Email|Print|Single Page| Text size + By Robert Carroll
Globe Correspondent / May 18, 2008

ABINGTON - Despite the town's blue-collar status, residents rarely hesitate to reach into their pockets to help their community. Since 1991, voters in the town of 15,000 have said yes to four straight override or debt-exclusion proposals, including three in the past four years.

"People here don't hesitate if they believe it's the right choice and it helps the town," Selectman Thomas Corbett said.

But this time around, it was close.

When a machine count of the override vote held on April 26 showed a one-vote differential, Walnut Street resident Daniel McDonnell petitioned for a recount, quickly gathering the required 10 signatures from each of the town's four electoral precincts.

Abington uses optical-scan machines to count ballot votes. Voters are required to mark their choices by using pencils to darken small circles. "These optical-vote machines carry a 3 percent margin of error," said McDonnell, who opposed the override. "That alone calls for a recount."

At 10 a.m.
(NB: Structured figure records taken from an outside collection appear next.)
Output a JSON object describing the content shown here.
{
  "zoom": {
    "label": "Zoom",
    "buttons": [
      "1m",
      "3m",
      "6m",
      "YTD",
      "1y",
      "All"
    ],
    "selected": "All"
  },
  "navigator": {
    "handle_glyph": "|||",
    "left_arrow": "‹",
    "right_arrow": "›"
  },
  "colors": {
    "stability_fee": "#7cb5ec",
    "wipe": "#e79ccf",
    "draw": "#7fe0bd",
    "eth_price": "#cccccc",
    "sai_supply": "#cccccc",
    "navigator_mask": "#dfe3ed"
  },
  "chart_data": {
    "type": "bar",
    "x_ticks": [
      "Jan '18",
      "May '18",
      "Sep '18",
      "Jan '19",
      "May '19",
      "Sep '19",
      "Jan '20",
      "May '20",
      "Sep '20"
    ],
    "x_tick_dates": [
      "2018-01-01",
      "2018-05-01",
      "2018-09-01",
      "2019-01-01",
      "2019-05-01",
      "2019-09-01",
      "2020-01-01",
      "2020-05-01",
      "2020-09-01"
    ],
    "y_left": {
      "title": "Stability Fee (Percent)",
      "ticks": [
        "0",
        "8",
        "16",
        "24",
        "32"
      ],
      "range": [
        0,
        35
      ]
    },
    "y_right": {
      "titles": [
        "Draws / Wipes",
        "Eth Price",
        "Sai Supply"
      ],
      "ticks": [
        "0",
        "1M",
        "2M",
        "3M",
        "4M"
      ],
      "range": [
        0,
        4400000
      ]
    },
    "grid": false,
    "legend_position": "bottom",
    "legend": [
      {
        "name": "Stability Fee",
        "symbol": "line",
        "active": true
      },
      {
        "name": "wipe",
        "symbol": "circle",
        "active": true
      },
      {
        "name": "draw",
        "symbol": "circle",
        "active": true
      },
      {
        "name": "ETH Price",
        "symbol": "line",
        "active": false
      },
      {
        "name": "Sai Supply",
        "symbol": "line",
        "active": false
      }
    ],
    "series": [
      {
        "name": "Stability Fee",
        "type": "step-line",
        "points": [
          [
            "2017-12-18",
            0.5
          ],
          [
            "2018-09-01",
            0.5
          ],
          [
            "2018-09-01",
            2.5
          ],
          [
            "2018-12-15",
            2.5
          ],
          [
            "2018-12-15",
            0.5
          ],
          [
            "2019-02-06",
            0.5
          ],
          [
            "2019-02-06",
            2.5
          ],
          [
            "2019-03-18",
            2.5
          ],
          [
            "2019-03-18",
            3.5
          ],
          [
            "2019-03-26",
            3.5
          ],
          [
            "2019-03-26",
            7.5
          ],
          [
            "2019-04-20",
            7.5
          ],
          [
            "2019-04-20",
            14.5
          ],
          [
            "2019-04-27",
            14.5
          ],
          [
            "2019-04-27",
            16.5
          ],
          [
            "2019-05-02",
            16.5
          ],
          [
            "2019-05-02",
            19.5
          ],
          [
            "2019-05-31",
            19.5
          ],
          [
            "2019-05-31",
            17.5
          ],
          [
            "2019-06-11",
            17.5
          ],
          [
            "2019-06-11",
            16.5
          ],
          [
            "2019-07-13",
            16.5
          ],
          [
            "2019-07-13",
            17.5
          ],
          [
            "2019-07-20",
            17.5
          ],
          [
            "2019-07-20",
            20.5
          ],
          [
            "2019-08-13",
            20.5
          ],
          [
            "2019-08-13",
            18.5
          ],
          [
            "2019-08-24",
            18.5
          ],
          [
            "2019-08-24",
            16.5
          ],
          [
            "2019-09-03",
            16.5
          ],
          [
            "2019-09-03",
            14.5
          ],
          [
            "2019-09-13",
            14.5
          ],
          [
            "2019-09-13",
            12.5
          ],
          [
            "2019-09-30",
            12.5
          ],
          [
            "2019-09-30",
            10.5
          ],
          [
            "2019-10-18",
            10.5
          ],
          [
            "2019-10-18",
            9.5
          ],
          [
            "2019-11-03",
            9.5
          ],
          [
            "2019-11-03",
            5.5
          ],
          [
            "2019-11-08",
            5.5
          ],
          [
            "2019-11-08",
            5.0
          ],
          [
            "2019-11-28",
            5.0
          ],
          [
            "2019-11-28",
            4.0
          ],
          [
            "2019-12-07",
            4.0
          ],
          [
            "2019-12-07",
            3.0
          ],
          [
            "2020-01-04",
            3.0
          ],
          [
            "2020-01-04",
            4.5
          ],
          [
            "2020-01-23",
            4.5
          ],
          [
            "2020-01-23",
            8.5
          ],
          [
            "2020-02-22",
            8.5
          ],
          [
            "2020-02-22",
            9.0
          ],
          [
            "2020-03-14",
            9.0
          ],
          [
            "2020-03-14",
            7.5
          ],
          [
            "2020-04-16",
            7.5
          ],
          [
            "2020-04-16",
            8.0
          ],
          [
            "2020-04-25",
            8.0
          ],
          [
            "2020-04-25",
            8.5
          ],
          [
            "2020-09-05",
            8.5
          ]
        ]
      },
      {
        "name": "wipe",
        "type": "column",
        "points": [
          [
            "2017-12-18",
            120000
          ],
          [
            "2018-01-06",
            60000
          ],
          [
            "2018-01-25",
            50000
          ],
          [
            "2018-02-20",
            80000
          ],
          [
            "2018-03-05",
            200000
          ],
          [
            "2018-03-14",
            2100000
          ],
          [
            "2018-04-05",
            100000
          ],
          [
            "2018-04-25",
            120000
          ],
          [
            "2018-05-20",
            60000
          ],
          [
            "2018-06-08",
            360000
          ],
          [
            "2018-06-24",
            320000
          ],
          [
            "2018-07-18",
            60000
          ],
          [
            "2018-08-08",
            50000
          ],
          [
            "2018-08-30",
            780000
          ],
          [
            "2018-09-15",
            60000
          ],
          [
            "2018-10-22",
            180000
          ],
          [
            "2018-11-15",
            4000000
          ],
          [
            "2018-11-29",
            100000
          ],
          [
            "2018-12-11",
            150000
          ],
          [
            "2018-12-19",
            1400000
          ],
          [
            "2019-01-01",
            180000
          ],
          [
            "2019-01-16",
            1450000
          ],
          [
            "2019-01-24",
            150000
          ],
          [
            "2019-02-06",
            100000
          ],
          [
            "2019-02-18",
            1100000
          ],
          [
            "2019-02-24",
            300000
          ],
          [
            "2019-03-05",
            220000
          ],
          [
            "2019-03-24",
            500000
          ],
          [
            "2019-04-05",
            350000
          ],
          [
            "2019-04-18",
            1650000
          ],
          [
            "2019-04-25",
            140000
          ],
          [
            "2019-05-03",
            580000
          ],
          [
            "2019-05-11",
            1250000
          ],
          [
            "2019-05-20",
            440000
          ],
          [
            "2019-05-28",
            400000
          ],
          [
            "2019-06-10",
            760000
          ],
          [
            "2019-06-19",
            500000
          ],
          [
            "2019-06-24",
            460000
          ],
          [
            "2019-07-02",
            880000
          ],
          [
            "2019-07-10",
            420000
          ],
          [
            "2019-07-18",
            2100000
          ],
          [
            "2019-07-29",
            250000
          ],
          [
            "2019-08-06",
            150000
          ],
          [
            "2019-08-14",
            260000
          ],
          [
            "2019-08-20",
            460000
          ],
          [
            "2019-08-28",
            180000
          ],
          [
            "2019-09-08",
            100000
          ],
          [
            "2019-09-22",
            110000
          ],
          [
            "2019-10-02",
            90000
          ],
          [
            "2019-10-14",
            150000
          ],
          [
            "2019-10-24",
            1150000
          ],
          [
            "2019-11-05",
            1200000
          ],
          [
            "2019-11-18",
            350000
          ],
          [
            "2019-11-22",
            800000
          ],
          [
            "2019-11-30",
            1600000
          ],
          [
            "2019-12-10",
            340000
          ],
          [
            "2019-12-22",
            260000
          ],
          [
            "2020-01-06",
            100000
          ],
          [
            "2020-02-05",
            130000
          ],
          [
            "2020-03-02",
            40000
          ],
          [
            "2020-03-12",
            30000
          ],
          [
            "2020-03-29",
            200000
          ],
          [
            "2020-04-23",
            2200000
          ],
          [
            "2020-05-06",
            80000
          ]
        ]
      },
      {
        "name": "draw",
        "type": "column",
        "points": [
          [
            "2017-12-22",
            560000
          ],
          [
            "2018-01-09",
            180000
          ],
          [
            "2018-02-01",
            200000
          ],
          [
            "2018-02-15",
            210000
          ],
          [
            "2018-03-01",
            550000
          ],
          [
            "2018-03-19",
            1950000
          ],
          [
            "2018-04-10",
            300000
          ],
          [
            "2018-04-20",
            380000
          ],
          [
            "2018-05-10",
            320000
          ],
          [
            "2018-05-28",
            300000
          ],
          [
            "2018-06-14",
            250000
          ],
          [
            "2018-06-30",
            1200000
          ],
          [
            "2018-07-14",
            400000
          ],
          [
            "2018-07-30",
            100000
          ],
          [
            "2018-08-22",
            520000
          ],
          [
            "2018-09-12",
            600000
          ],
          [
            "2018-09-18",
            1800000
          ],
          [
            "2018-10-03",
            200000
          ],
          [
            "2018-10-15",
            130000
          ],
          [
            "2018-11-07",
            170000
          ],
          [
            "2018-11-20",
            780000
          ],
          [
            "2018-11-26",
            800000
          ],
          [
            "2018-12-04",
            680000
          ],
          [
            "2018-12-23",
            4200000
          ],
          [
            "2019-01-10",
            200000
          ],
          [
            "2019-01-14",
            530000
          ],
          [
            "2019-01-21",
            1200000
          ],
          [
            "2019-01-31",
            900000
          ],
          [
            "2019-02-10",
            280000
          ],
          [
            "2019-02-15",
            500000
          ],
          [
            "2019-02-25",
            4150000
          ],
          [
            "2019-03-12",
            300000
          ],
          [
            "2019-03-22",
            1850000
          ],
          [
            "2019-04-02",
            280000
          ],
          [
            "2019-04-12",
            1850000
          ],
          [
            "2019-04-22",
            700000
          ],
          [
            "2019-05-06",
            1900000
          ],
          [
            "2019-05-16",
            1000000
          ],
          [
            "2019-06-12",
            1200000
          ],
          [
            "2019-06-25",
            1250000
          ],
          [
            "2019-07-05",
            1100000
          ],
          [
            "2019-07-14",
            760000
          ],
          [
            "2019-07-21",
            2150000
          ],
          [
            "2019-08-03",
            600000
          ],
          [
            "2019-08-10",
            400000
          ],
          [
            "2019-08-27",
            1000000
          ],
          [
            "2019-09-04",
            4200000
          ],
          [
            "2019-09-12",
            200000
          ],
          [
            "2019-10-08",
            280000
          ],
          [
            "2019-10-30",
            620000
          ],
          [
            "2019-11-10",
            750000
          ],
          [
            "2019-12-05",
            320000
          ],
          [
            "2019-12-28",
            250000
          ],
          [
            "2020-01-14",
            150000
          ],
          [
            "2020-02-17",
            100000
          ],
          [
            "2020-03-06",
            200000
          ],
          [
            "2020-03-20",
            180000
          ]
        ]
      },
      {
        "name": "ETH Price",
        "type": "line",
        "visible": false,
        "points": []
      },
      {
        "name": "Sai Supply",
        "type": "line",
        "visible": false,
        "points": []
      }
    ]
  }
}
Wednesday, seven Abington residents gathered at Town Hall under the watch of Town Clerk Linda Adams and began a hand count of the votes.

Two hours later, the override stood as approved - this time by five votes.

McDonnell said he was impressed with the way the recount was handled. "It was a transparent process," he said. "The results couldn't have been reached any more fairly."

The tally of 680 to 675 allows the town to obtain by debt exclusion $650,000 to continue its municipal trash collection until July 1 of next year. The decision results in an annual tax increase of about $116 for the average homeowner - in a town where the median family income of $63,000 falls well below the US Census Bureau's state average of $85,000.

If the override had failed, the Board of Health would have been forced to devise an alternate trash-collection program to cover the $650,000 that had been transferred to the general operating budget from the solid waste budget. Likely scenarios included a pay-as-you-throw program and a fee-based program.

Instead, the cost of curbside trash pickup will continue to be part of residents' real estate taxes.

"We'll continue to be one of the few towns that I know of still offering curbside pickup," Assistant Town Manager Dori Jamieson said.

Voters in 1991 similarly approved an override of $575,000 to continue curbside pickup service. In 2005, residents by a mere two votes appeared to turn down a proposed $6.3 million Proposition 2 1/2 debt exclusion to build a police station. A recount found voters favored the idea by five votes. The station is nearing completion.

Last November, residents agreed to put $2 million toward renovations at the high school. For the next 20 years, residents on average will pay between $37 and $18 per year toward the project.

As for the problem with the voting machines, the town clerk is on the case.

"The machines jammed a few times when counting the votes," Adams said. "One of the first things I'm going to do now is get someone in here to service those machines."